Symbol Tables:  A symbol table is merely a table with two fields, a name field and an information field.  We need to be able to do the following jobs with a symbol table.

  • determine whether a given name is in the table.
  • add a new name to the table.
  • access the information associated with a given name, and
  • add new information for a given name.
  • delete a name or group of name from the table.

The three symbol table mechanisms are linear list, trees and hash tables.  We shall evaluate each scheme on the basis of the requirement to add n entries and make m inquiries.

  • A linear list is the simplest scheme to implement, but the proformance becomes poor when m and n get large.
  • A binary search tree gives better performance at some increase in implementation difficulty.
  • Hashing schemes provide the best performance for somewhat greater programming effort and some extra space.

To implement a symbol table, the data structures used are linear lists, hash tables and various sorts of tree structures.  A issue is the speed with which an entry can be added or accessed.  A linear list is slow to access but simple to implement.  A hash table is fast but more complex.  Tree structures given intermediate performance.

Symbol table structure:

            Data
            Information
            —————
            Data Information
            —-
            —-
            —-
            —-
            N

To appreciate the level of detail that goes into the symbol table contents, let us consider the data that can be associated with a name in the symbol.  This information includes:

  • The string of characters denoting the name.
  • Attributes of the name(the attributes of a name determine its properties).
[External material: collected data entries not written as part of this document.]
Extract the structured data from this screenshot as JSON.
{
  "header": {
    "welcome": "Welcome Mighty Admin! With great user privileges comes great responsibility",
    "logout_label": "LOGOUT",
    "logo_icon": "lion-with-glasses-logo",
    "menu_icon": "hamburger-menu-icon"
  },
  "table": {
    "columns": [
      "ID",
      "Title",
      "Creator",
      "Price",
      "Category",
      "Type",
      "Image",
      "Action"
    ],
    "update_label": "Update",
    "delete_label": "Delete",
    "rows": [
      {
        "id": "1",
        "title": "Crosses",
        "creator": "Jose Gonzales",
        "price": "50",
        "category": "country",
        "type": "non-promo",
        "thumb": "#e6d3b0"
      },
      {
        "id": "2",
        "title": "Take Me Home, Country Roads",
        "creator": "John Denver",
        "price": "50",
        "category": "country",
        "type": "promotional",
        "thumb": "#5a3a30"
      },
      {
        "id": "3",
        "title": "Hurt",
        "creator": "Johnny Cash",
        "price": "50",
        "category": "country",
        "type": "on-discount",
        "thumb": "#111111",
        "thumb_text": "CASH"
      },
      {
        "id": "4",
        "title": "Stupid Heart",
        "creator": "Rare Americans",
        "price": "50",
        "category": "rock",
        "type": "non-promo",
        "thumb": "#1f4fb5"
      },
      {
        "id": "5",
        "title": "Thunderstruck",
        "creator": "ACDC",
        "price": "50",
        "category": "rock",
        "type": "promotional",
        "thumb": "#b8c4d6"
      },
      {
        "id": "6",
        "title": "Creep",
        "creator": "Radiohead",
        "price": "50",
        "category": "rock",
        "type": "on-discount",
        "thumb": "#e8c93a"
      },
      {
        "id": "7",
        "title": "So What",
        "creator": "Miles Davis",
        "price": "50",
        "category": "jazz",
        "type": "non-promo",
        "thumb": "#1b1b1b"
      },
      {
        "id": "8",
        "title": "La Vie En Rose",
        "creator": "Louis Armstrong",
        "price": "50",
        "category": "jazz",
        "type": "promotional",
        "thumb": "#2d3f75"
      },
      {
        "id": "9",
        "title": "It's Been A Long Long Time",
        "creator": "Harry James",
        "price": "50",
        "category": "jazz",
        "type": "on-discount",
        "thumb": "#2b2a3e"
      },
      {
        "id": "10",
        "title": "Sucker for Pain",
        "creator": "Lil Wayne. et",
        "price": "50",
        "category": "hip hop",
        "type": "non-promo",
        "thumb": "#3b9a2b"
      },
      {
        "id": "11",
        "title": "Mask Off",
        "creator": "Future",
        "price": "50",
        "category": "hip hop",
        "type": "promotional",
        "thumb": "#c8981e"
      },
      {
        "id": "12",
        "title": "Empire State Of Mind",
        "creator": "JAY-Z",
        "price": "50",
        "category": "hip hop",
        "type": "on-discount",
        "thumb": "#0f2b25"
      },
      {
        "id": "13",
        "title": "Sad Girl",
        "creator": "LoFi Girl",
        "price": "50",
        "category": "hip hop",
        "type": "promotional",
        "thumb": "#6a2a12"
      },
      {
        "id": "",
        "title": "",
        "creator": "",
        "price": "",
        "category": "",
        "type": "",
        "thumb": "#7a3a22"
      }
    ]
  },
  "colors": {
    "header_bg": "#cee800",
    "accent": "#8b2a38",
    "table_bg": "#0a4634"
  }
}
The most important attribute of a name is its type, which determines what values it may have, possibly the way its value is to be represented in computer, and the operations to which it may be subjected.  Other attributes of a name may determine its scope, that is, when its value is accessible.
  • Parameters such as the number of dimensions of arrays and the upper and lower limits along each dimension.
  • An offset describing the position in storage to be allocated for the same.

The structure of the symbol table may be declared as follows:     

struct symboltable
{
char *name;    /*name of the object*/
int size;             /*size of name field*/
char type;          /*data type*/
struct symboltable *next;   /*address to next node*/
struct symboltable *link;  /*address to next value*/
}symb;

Tables may be access tables implemented using arrays, triangular tables, jagged tables or hash tables.